Electrification de tous les secteurs de l’énergie

Les feuilles de route mettent l’accent sur trois points: l’électrification de tous les secteurs de l’énergie, l’augmentation de l’efficacité énergétique pour réduire son utilisation et le développement massif d’infrastructures solaires, éoliennes et hydrauliques qui peuvent fournir 80% de l’électricité d’ici 2030 et 100% d’ici 2050.

L’électrification de tous les secteurs de l’énergie comprend les transports, le chauffage et la climatisation des bâtiments, l’industrie, l’agriculture, la pêche et même les armées. Le modèle des chercheurs met en avant l’efficacité des véhicules électriques à batterie et à hydrogène qui est bien supérieure à celle des véhicules à moteur thermique tout comme celle des pompes à chaleur électriques par rapport au chauffage et à la climatisation des bâtiments via des carburants fossiles. Ils estiment également que l’électrification dans l’industrie sera plus économe par rapport à l’utilisation du gaz, du charbon ou du pétrole et qu’il faudra y ajouter la disparition progressive des infrastructures d’extraction, de raffinage et de transport des carburants fossiles. Toutes ces évolution peuvent substantiellement réduire la consommation d’énergie de le monde. Voilà pour les grands principes.

Cette  transition vers l’éolien, l’hydraulique et le solaire nécessite un investissement initial de 73 mille milliards de dollars dans le monde qui sera «assez rapidement rentabilisé». Car sur la durée, toujours selon les chercheurs de Stanford, l’énergie propre et renouvelable est moins coûteuse à produire que les énergies fossiles. Elle ne nécessite que 0.17% des surfaces des 143 pays étudiés et 0,48% si on prend en compte la nécessité d’espacer, par exemple, les éoliennes.
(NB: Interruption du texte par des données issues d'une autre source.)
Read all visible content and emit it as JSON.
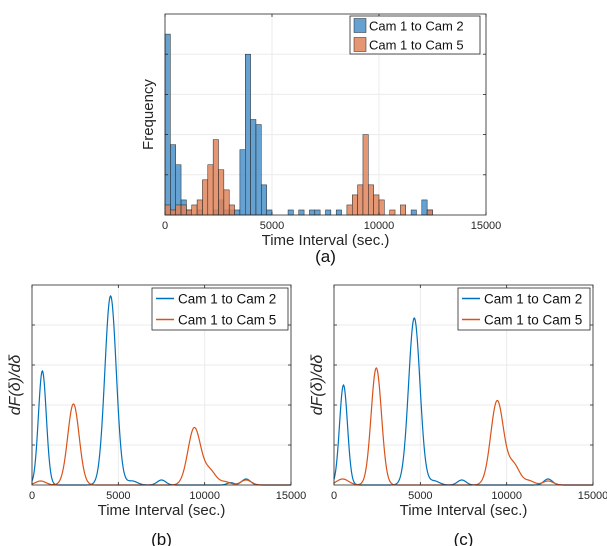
{
  "chart_data": [
    {
      "type": "bar",
      "title": "",
      "xlabel": "Time Interval (sec.)",
      "ylabel": "Frequency",
      "caption": "(a)",
      "xlim": [
        0,
        15000
      ],
      "xticks": [
        0,
        5000,
        10000,
        15000
      ],
      "ylim": [
        0,
        40
      ],
      "grid": true,
      "legend_position": "top-right",
      "bin_width": 250,
      "series": [
        {
          "name": "Cam 1 to Cam 2",
          "color": "#4a90c9",
          "bins": [
            {
              "x": 125,
              "y": 36
            },
            {
              "x": 375,
              "y": 14
            },
            {
              "x": 625,
              "y": 10
            },
            {
              "x": 875,
              "y": 3
            },
            {
              "x": 1125,
              "y": 1
            },
            {
              "x": 1625,
              "y": 1
            },
            {
              "x": 2375,
              "y": 1
            },
            {
              "x": 2625,
              "y": 3
            },
            {
              "x": 2875,
              "y": 1
            },
            {
              "x": 3125,
              "y": 1
            },
            {
              "x": 3375,
              "y": 1
            },
            {
              "x": 3625,
              "y": 13
            },
            {
              "x": 3875,
              "y": 32
            },
            {
              "x": 4125,
              "y": 19
            },
            {
              "x": 4375,
              "y": 18
            },
            {
              "x": 4625,
              "y": 6
            },
            {
              "x": 4875,
              "y": 1
            },
            {
              "x": 5875,
              "y": 1
            },
            {
              "x": 6375,
              "y": 1
            },
            {
              "x": 6875,
              "y": 1
            },
            {
              "x": 7125,
              "y": 1
            },
            {
              "x": 7625,
              "y": 1
            },
            {
              "x": 8125,
              "y": 1
            },
            {
              "x": 11625,
              "y": 1
            },
            {
              "x": 12125,
              "y": 3
            },
            {
              "x": 12375,
              "y": 1
            }
          ]
        },
        {
          "name": "Cam 1 to Cam 5",
          "color": "#e0855c",
          "bins": [
            {
              "x": 125,
              "y": 2
            },
            {
              "x": 375,
              "y": 1
            },
            {
              "x": 625,
              "y": 2
            },
            {
              "x": 875,
              "y": 2
            },
            {
              "x": 1125,
              "y": 1
            },
            {
              "x": 1375,
              "y": 2
            },
            {
              "x": 1625,
              "y": 3
            },
            {
              "x": 1875,
              "y": 7
            },
            {
              "x": 2125,
              "y": 10
            },
            {
              "x": 2375,
              "y": 15
            },
            {
              "x": 2625,
              "y": 9
            },
            {
              "x": 2875,
              "y": 5
            },
            {
              "x": 3125,
              "y": 2
            },
            {
              "x": 8625,
              "y": 2
            },
            {
              "x": 8875,
              "y": 4
            },
            {
              "x": 9125,
              "y": 6
            },
            {
              "x": 9375,
              "y": 16
            },
            {
              "x": 9625,
              "y": 6
            },
            {
              "x": 9875,
              "y": 4
            },
            {
              "x": 10125,
              "y": 3
            },
            {
              "x": 10625,
              "y": 1
            },
            {
              "x": 11125,
              "y": 2
            },
            {
              "x": 12375,
              "y": 1
            }
          ]
        }
      ]
    },
    {
      "type": "line",
      "title": "",
      "xlabel": "Time Interval (sec.)",
      "ylabel": "dF(δ)/dδ",
      "caption": "(b)",
      "xlim": [
        0,
        15000
      ],
      "xticks": [
        0,
        5000,
        10000,
        15000
      ],
      "ylim": [
        0,
        1
      ],
      "grid": true,
      "legend_position": "top-right",
      "series": [
        {
          "name": "Cam 1 to Cam 2",
          "color": "#0072bd",
          "components": [
            {
              "mu": 600,
              "sigma": 230,
              "amp": 0.57
            },
            {
              "mu": 4550,
              "sigma": 330,
              "amp": 0.945
            },
            {
              "mu": 5800,
              "sigma": 300,
              "amp": 0.02
            },
            {
              "mu": 7500,
              "sigma": 250,
              "amp": 0.025
            },
            {
              "mu": 11500,
              "sigma": 200,
              "amp": 0.012
            },
            {
              "mu": 12400,
              "sigma": 250,
              "amp": 0.03
            }
          ]
        },
        {
          "name": "Cam 1 to Cam 5",
          "color": "#d95319",
          "components": [
            {
              "mu": 500,
              "sigma": 300,
              "amp": 0.02
            },
            {
              "mu": 2400,
              "sigma": 330,
              "amp": 0.405
            },
            {
              "mu": 9400,
              "sigma": 370,
              "amp": 0.285
            },
            {
              "mu": 10300,
              "sigma": 350,
              "amp": 0.07
            },
            {
              "mu": 11200,
              "sigma": 300,
              "amp": 0.015
            },
            {
              "mu": 12400,
              "sigma": 300,
              "amp": 0.025
            }
          ]
        }
      ]
    },
    {
      "type": "line",
      "title": "",
      "xlabel": "Time Interval (sec.)",
      "ylabel": "dF(δ)/dδ",
      "caption": "(c)",
      "xlim": [
        0,
        15000
      ],
      "xticks": [
        0,
        5000,
        10000,
        15000
      ],
      "ylim": [
        0,
        1
      ],
      "grid": true,
      "legend_position": "top-right",
      "series": [
        {
          "name": "Cam 1 to Cam 2",
          "color": "#0072bd",
          "components": [
            {
              "mu": 550,
              "sigma": 230,
              "amp": 0.5
            },
            {
              "mu": 4650,
              "sigma": 330,
              "amp": 0.835
            },
            {
              "mu": 5800,
              "sigma": 300,
              "amp": 0.02
            },
            {
              "mu": 7400,
              "sigma": 250,
              "amp": 0.025
            },
            {
              "mu": 12400,
              "sigma": 250,
              "amp": 0.03
            }
          ]
        },
        {
          "name": "Cam 1 to Cam 5",
          "color": "#d95319",
          "components": [
            {
              "mu": 500,
              "sigma": 350,
              "amp": 0.03
            },
            {
              "mu": 2450,
              "sigma": 300,
              "amp": 0.585
            },
            {
              "mu": 9450,
              "sigma": 370,
              "amp": 0.42
            },
            {
              "mu": 10400,
              "sigma": 350,
              "amp": 0.1
            },
            {
              "mu": 11300,
              "sigma": 300,
              "amp": 0.02
            },
            {
              "mu": 12400,
              "sigma": 300,
              "amp": 0.02
            }
          ]
        }
      ]
    }
  ]
}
«Nous avons trouvé qu’en électrifiant tout avec de l’énergie propre et renouvelable, nous réduisons la demande d’électricité d’environ 57%», explique Mark Z. Jacobson. «Donc même si le coût par unité d’énergie est similaire, le coût que les gens paieront au total pour l’énergie est 61% inférieur. Et cela avant que nous prenions en compte les coûts sociaux du changement climatique».

Mais ce modèle très théorique présente de nombreuses incertitudes et sans doute des failles à la fois, technologiques, économiques, sociales et politiques. La baisse de la demande d’énergie dans le monde semble aujourd’hui une vue de l’esprit puisqu’elle ne cesse de grandir et ne s’est stabilisée que dans les pays développés. L’électrification généralisée, et notamment des transports terrestres, maritimes et aériens, semble aujourd’hui impossible à mettre en place en quelques décennies. La conversion de l’industrie lourde vers des carburants non fossiles est un processus qui s’annonce encore plus long et plus compliqué sur le plan technologique.
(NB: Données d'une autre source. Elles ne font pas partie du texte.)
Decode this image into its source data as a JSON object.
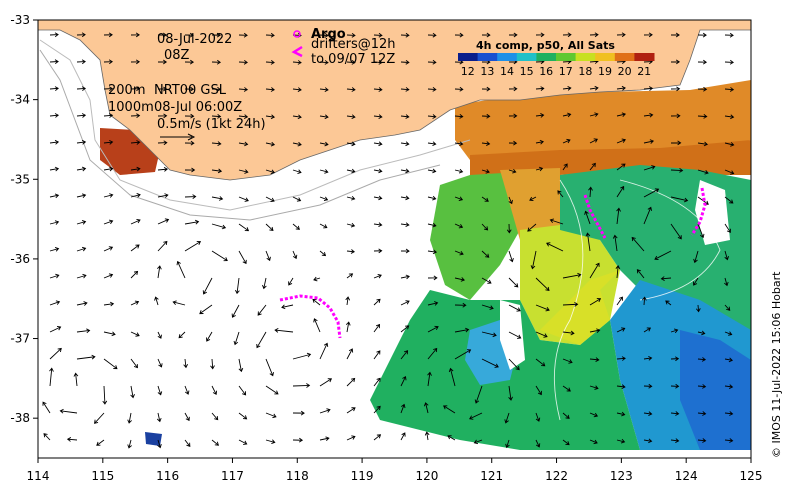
{
  "map": {
    "lon_ticks": [
      "114",
      "115",
      "116",
      "117",
      "118",
      "119",
      "120",
      "121",
      "122",
      "123",
      "124",
      "125"
    ],
    "lat_ticks": [
      "-33",
      "-34",
      "-35",
      "-36",
      "-37",
      "-38"
    ],
    "lon_range": [
      114,
      125
    ],
    "lat_range": [
      -38.5,
      -33
    ]
  },
  "annotations": {
    "date": "08-Jul-2022",
    "time": "08Z",
    "contour_200m": "200m",
    "contour_1000m": "1000m",
    "product": "NRT00 GSL",
    "product_time": "08-Jul 06:00Z",
    "scale": "0.5m/s (1kt 24h)"
  },
  "argo": {
    "label": "Argo",
    "drifters_line1": "drifters@12h",
    "drifters_line2": "to 09/07 12Z",
    "marker_color": "#ff00ff"
  },
  "colorbar": {
    "title": "4h comp, p50, All Sats",
    "labels": [
      "12",
      "13",
      "14",
      "15",
      "16",
      "17",
      "18",
      "19",
      "20",
      "21"
    ],
    "colors": [
      "#0a1e8c",
      "#1a50d0",
      "#2090e8",
      "#20c0c8",
      "#20b060",
      "#60c830",
      "#c8e020",
      "#f0c020",
      "#e07018",
      "#b02010"
    ]
  },
  "credit": "© IMOS 11-Jul-2022 15:06 Hobart",
  "colors": {
    "land": "#fcc896",
    "ocean_bg": "#ffffff"
  }
}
L’intermittence des renouvelables balayée d’un revers de main

Le modèle part aussi du principe qu’il n’existe pas de problème pour transférer l’électricité propre et renouvelable des régions où elle est facilement produite, avec beaucoup de vent et de soleil, vers celles où elle est consommée.

Autre sérieux problème, le modèle néglige l’intermittence des renouvelables éoliens, solaires et hydrauliques et part du principe que l’électricité ainsi produite pourra être stockée. Ce n’est pas le cas aujourd’hui avec les technologies existantes, notamment celle des batteries lithium-ion dont il faudrait un niveau de production considérable, économiquement insoutenable et dévastateur sur le plan environnemental, pour répondre aux besoins théoriques.

Le nucléaire, qui n’émet pas de CO2 et n’est pas intermittent, est pourtant exclu, notamment car le délai entre le projet de construction des centrales et leur entrée en service (de 10 à 19 ans) est jugé trop grand.

«Nous essayons juste de dessiner un scénario pour donner confiance aux gens et à 143 pays et leur montrer que oui, c’est possible», se défend Mark Z. Jacobson. «Mais il y a des nombreuses solutions et de nombreux scénarios qui peuvent fonctionner. Vous n’allez probablement pas prédire exactement ce qu’il va se passer. Mais ce n’est pas comme si vous deviez trouver une aiguille dans une botte de foin. Il y a beaucoup d’aiguilles dans cette botte de foin».